RNA was extracted from murine lung tissue using the Trizol/Chloroform method. First, about 15 mg of lung tissue was homogenized in TriZol LS reagent (Thermo Fisher Scientific, Waltham, MA, US) using the SpeedMill Plus. The tissue-free supernatant of the homogenate was transferred into a new tube after centrifugation. 50 µl of chloroform was added to 250 µl TriZol Reagent, incubated for 3 minutes at RT, and centrifuged at 12000xg for 15 minutes at 4°C. The aqueous phase was mixed with isopropanol in a 1:2 ratio and incubated at RT for 10 minutes before centrifugation at 12000xg for 10 minutes at 4°C. Afterward, the RNA pellet was washed twice with 75% ethanol. Finally, ethanol was removed, and the pellet was air-dried for 5-10 minutes. The dry pellet was then dissolved in sterile distilled water, and RNA concentration was determined by an ND-1000 NanoDrop spectrophotometer (PEQLAB Biotechnologie GmbH, Erlangen, Germany). Before sequencing, RNA integrity was measured using a 5400 Fragment Analyzer (Agilent Technologies, Santa Clara, CA, US)) RNA concentration and RNA integrity of the samples can be found in Supplemental Table 1.

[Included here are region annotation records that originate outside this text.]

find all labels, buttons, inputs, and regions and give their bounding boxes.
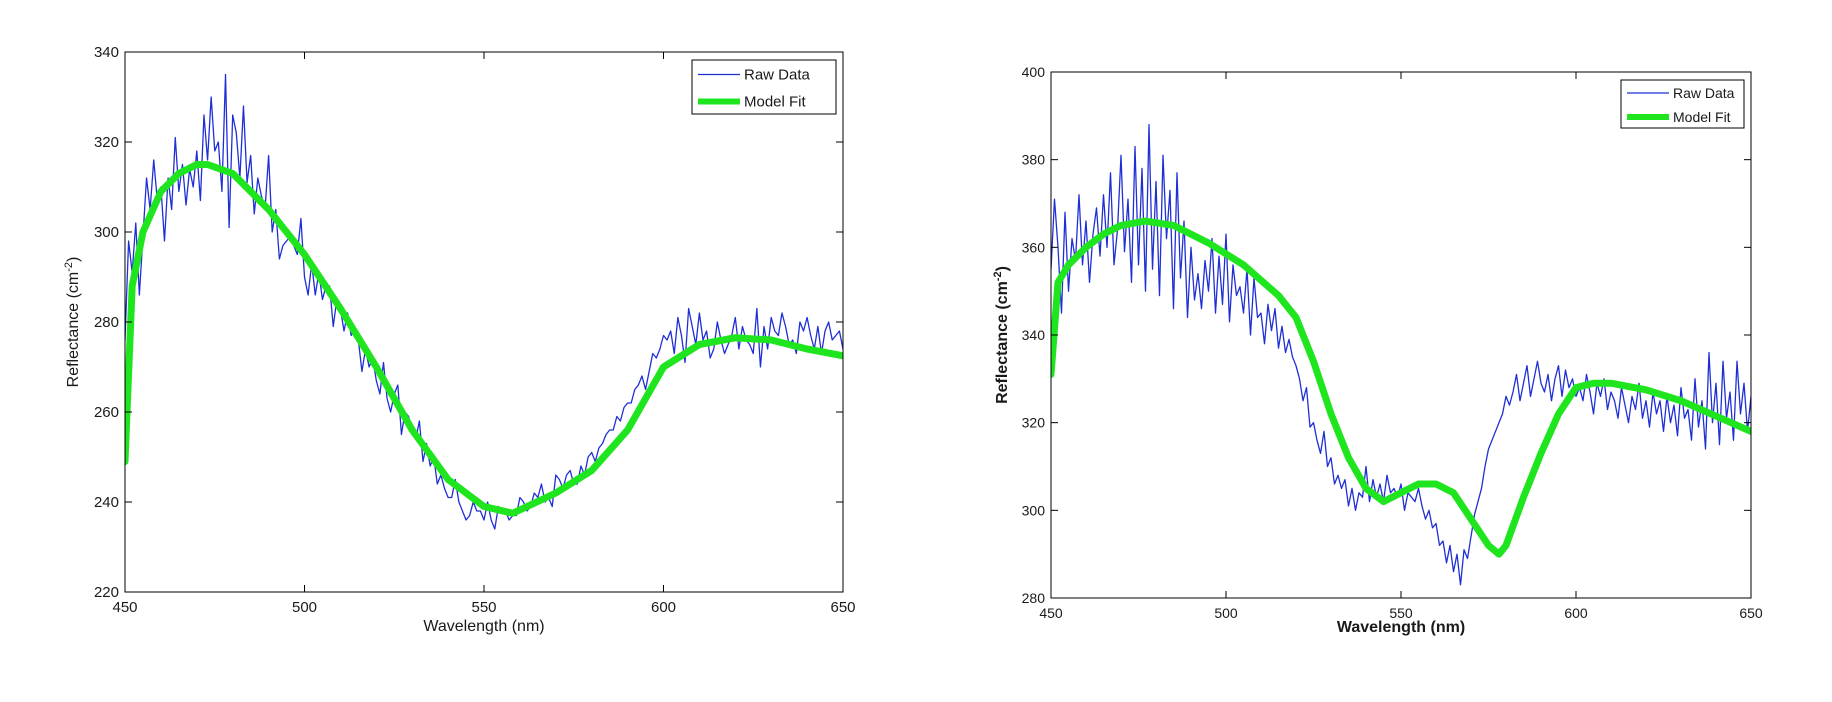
y-tick-label: 320: [94, 134, 119, 151]
plot-frame: [1050, 71, 1752, 599]
x-tick-label: 450: [112, 599, 137, 616]
legend-label-raw-data: Raw Data: [744, 67, 811, 84]
legend-label-raw-data: Raw Data: [1673, 85, 1735, 101]
y-tick-label: 380: [1022, 152, 1046, 168]
model-fit-line: [1051, 217, 1751, 558]
y-tick-label: 340: [1022, 327, 1046, 343]
raw-data-line: [1051, 123, 1751, 586]
y-tick-label: 280: [94, 314, 119, 331]
x-tick-label: 550: [1389, 605, 1413, 621]
y-axis-label: Reflectance (cm-2): [63, 257, 82, 388]
y-tick-label: 300: [1022, 502, 1046, 518]
y-tick-label: 260: [94, 404, 119, 421]
x-tick-label: 600: [651, 599, 676, 616]
legend-box: [691, 59, 837, 115]
legend: Raw Data Model Fit: [691, 59, 837, 115]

Library construction and mRNA sequencing were performed by Novogene Co., LTD. (Beijing, China) using the Illumina platform Novaseq 6000 S4 flowcell V1.0, based on the sequencing by synthesis (SBS) mechanism and PE150 strategy. For bioinformatics analysis, raw reads in FASTQ format were first processed using fastp. Reads containing adapters and poly N sequences were removed as well as low quality reads to generate clean data. Clean reads were then mapped to the reference genome (Mus Musculus (GRCm39/mm39)) with the HISAT2 software. Gene expression levels were quantified using the FPKM method. DESeq2 software as well as negative binomial distribution was used for analysis of differential gene expression. For FDR (False discovery rate) calculation the Benjamini-Hochberg procedure was used. A summary of the quality of the sequencing data of each sample can be found in Supplemental Table 2.
Heatmaps of the differentially regulated genes (DEG) were constructed using R (v4.2.2; R Foundation for Statistical Computing, https://www.r-project.org/). Only significant DEGs (p-value < 0.05) were displayed in the heatmaps. Non-significant genes were set to zero and are shown in white. All DEGs used for construction of the respective heatmaps are summarized in Supplemental Table 3a-i.